Lamento, mas não será 2017. Talvez seja 2018, se por acaso algumas precondições forem cumpridas. O País está sem fôlego para dar saltos audaciosos e a cada momento se vê diante do risco de só alcançar mais do mesmo. O mundo também não ajuda, há problemas e mal-estar por onde quer que se olhe.

É impossível ter ano novo se o quadro atual se prolongar. Se liberais e parte da esquerda continuarem a culpar o PT e se os petistas e outra parte da esquerda continuarem a detonar Temer, o PMDB e os tucanos. Que futuro poderá haver com deputados e senadores hostilizando o Supremo Tribunal Federal (STF) e com ministros do Supremo fazendo carreira-solo e pressionando o Congresso como mal maior da Nação?
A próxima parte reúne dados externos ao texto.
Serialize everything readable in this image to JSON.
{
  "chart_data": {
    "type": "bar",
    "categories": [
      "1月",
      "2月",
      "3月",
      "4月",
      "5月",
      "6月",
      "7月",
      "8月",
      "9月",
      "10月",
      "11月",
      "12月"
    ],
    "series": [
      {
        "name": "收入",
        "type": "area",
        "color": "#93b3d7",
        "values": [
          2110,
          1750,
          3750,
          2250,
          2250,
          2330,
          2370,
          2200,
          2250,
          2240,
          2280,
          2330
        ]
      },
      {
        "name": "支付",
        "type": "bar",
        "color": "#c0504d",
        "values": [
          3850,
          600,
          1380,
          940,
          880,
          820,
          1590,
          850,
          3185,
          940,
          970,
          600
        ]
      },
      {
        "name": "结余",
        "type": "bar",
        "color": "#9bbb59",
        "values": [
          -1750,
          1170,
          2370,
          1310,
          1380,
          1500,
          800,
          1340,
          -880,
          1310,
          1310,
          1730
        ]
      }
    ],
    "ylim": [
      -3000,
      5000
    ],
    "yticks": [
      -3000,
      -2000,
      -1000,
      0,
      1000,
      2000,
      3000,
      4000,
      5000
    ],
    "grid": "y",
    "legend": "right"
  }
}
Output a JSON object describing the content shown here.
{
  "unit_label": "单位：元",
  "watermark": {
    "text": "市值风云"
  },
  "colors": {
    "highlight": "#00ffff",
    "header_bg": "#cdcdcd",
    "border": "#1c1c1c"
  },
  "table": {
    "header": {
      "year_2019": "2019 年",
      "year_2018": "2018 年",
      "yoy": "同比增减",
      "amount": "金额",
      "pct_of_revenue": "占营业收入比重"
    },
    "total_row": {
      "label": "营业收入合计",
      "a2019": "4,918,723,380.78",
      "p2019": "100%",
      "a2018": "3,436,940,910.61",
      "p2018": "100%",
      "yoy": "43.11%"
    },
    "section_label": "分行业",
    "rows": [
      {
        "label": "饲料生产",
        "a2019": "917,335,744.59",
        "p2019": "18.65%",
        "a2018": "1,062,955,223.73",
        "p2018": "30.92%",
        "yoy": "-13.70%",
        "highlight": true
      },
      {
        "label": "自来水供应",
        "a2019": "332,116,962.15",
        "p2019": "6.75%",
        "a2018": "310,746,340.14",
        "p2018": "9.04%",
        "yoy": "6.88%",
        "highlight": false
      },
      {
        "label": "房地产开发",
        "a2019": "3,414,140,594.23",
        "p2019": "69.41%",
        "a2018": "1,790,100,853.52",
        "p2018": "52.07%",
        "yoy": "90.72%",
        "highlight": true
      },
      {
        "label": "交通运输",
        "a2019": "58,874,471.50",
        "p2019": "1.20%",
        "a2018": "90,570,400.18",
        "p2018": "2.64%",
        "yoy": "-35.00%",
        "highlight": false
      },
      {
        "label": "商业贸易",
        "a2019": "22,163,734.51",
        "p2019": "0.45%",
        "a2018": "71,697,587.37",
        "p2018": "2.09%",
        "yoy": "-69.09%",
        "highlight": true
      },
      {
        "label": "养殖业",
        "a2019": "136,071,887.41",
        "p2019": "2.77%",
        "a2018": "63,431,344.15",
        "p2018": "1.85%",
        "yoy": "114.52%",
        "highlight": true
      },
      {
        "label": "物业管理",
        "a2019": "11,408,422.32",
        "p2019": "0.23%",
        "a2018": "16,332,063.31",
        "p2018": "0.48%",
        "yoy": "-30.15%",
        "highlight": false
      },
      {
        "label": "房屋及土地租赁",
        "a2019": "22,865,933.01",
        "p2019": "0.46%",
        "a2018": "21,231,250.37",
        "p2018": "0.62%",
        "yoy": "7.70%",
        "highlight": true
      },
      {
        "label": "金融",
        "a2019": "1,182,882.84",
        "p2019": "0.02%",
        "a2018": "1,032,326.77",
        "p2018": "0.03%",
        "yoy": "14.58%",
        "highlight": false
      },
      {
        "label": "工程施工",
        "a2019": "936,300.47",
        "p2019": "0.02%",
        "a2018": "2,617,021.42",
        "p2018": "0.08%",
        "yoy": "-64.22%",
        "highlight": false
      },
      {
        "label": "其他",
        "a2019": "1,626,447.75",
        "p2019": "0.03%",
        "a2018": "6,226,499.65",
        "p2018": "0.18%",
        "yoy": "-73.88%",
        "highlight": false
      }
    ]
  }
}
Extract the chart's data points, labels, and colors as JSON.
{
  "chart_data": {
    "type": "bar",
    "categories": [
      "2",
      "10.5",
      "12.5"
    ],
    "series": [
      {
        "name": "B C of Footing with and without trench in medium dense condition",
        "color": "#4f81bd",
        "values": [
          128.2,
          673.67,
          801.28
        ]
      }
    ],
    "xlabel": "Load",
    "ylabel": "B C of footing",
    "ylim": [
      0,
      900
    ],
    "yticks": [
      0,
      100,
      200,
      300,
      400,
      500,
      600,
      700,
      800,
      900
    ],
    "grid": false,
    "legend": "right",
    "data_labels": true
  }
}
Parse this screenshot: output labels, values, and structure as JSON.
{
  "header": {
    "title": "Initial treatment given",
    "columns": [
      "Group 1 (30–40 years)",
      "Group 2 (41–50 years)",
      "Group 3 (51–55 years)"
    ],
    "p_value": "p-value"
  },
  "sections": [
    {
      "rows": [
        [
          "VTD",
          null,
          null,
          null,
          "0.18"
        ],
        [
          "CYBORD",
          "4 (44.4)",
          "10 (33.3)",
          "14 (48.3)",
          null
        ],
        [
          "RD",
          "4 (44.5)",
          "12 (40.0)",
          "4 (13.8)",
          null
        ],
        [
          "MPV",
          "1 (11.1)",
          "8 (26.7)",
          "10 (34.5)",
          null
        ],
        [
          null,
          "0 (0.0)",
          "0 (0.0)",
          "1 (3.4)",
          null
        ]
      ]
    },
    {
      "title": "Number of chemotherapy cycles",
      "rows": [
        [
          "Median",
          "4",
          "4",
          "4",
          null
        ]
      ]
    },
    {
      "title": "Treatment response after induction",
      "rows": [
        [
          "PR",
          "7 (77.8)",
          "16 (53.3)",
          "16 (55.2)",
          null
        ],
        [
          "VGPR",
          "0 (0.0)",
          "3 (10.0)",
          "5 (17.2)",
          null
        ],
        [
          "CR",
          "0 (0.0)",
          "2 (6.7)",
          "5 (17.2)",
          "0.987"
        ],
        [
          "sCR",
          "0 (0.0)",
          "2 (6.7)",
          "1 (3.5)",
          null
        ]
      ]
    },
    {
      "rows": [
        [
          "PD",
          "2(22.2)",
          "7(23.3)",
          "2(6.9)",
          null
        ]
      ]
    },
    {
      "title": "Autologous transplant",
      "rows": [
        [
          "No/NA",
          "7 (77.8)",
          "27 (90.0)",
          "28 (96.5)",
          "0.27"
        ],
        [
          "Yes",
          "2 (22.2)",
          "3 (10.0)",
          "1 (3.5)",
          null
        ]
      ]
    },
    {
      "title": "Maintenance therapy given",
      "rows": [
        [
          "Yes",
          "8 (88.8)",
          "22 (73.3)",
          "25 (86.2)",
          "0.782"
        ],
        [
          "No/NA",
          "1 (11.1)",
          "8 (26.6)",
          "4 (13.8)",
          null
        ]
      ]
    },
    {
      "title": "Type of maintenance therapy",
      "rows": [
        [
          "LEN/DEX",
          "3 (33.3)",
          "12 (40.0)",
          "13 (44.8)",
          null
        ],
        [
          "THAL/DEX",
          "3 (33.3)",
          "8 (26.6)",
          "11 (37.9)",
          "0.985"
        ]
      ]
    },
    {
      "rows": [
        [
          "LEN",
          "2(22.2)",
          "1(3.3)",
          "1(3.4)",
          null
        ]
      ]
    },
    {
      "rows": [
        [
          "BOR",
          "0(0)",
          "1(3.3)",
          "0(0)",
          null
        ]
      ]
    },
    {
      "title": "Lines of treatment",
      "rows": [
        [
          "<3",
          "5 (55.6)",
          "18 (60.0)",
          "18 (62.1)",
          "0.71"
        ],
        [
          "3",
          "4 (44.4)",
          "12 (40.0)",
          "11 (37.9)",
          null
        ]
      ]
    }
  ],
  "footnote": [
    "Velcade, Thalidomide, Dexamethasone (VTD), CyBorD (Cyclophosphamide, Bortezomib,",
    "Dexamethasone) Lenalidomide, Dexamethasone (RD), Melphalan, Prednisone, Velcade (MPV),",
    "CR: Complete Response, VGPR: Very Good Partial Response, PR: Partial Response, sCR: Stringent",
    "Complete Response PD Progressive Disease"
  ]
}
Com diversos brasileiros entronizando juízes, promotores e procuradores como se fossem anjos redentores, justiceiros de políticos acanalhados, purificadores da sociedade, e outros tantos brasileiros vendo-os como arbitrários e parciais, personagens de um romance noir repleto de perseguições políticas seletivas?


Impossível ter ano novo com as ruas excitadas, mas sem rumo, iludidas ou com a “caça aos corruptos” ou com a denúncia dos males do “governo usurpador”.